Last week, an article in The Guardian, “Most YA Fiction is Grown-Up Fiction in Disguise,” argued that YA writers are missing their target audience. Now, publishing in the UK looks very different from publishing in the US, but the article got me thinking. What makes a YA book YA, and are teens still connecting with new YA books? Who are we writing YA for?

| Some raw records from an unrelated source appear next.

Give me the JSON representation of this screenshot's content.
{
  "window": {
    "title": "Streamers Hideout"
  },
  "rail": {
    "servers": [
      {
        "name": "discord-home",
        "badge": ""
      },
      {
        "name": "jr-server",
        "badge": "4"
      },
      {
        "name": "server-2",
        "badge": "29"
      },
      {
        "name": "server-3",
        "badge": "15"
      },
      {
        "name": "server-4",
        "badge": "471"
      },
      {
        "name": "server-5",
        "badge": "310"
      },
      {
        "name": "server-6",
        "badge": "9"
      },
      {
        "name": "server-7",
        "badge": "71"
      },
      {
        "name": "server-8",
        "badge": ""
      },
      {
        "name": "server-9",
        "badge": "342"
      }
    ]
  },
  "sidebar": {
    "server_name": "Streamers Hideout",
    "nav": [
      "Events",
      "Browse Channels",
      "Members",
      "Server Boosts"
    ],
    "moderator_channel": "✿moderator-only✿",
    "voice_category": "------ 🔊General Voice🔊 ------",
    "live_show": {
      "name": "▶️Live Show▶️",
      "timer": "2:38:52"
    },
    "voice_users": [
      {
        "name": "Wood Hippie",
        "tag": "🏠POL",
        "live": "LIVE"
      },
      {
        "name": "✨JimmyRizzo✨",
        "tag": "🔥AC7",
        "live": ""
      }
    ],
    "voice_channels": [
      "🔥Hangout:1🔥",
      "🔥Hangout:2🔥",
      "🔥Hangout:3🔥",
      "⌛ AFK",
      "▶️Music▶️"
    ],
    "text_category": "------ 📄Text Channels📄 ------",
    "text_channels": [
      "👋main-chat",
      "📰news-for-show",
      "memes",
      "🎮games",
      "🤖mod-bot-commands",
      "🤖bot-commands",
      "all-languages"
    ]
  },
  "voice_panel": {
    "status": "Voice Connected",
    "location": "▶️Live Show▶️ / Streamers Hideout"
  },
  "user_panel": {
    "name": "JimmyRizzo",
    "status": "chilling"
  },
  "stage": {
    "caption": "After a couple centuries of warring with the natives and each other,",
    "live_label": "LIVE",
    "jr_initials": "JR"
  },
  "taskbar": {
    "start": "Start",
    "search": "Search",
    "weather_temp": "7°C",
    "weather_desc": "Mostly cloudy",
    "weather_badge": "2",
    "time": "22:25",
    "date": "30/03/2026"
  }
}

First, what makes a book YA? The simplest answer is the age of the main characters — typically fourteen to eighteen is considered YA, though there’s some flexibility there. But making a character sixteen doesn’t automatically make a book YA. The characters have to sound like teens, and they have to be dealing with problems teens face. If a book is high fantasy, the characters’ struggles can still mirror those of contemporary teens — figuring out who they are, navigating changing friendships, assuming more responsibilities, dealing with parental/family/community expectations, first loves and first heartbreaks … I could keep going, but I think you get the idea. For a YA book to resonate with teen readers, the characters must be authentic teens — they must worry about things teens worry about, and they must talk and act like teens. Voice is huge in kid lit. Whether you’re writing a chapter book, middle grade, or YA, your characters have to sound like kids their age. (If you want an excellent example of this, check out All American Boys by Jason Reynolds and Brendan Kiely. While I’m sure many adults will enjoy this book, it’s hard to argue, as the Guardian article suggests, that this is adult fiction in disguise.)
So, are teens still connecting with new YA books? The teens in my community are. And teens are lining up to meet YA authors at book festivals all across the country — at the Texas Teen Book Festival, at YALLFest, at Book Con, and at hundreds of other smaller gatherings at libraries and bookstores. I’ve heard teens in heated debates about their favorite characters and series. And if you look at all the fan art and fan fiction created by teens about teen books, I think you’ll find teen interest in YA is alive and well.
Still, the question remains, who are we writing YA for? Most YA writers I know say they write for teens. Diverse authors often say they write the books they wish they’d had as teens. And I’m thrilled to have those books now to share with the teens in my community.
As a YA writer, I’ll be thrilled if adults connect with my books. I hope some adults will. But I don’t write my books for those readers. I write them for the teens who may see themselves in my characters, who may be facing the same challenges as those characters, who may read my books and realize that they’re not alone. Because that’s what I wanted from YA books as a teen.
If you’re a writer, who do you write for? Do you feel YA has become more adult lately?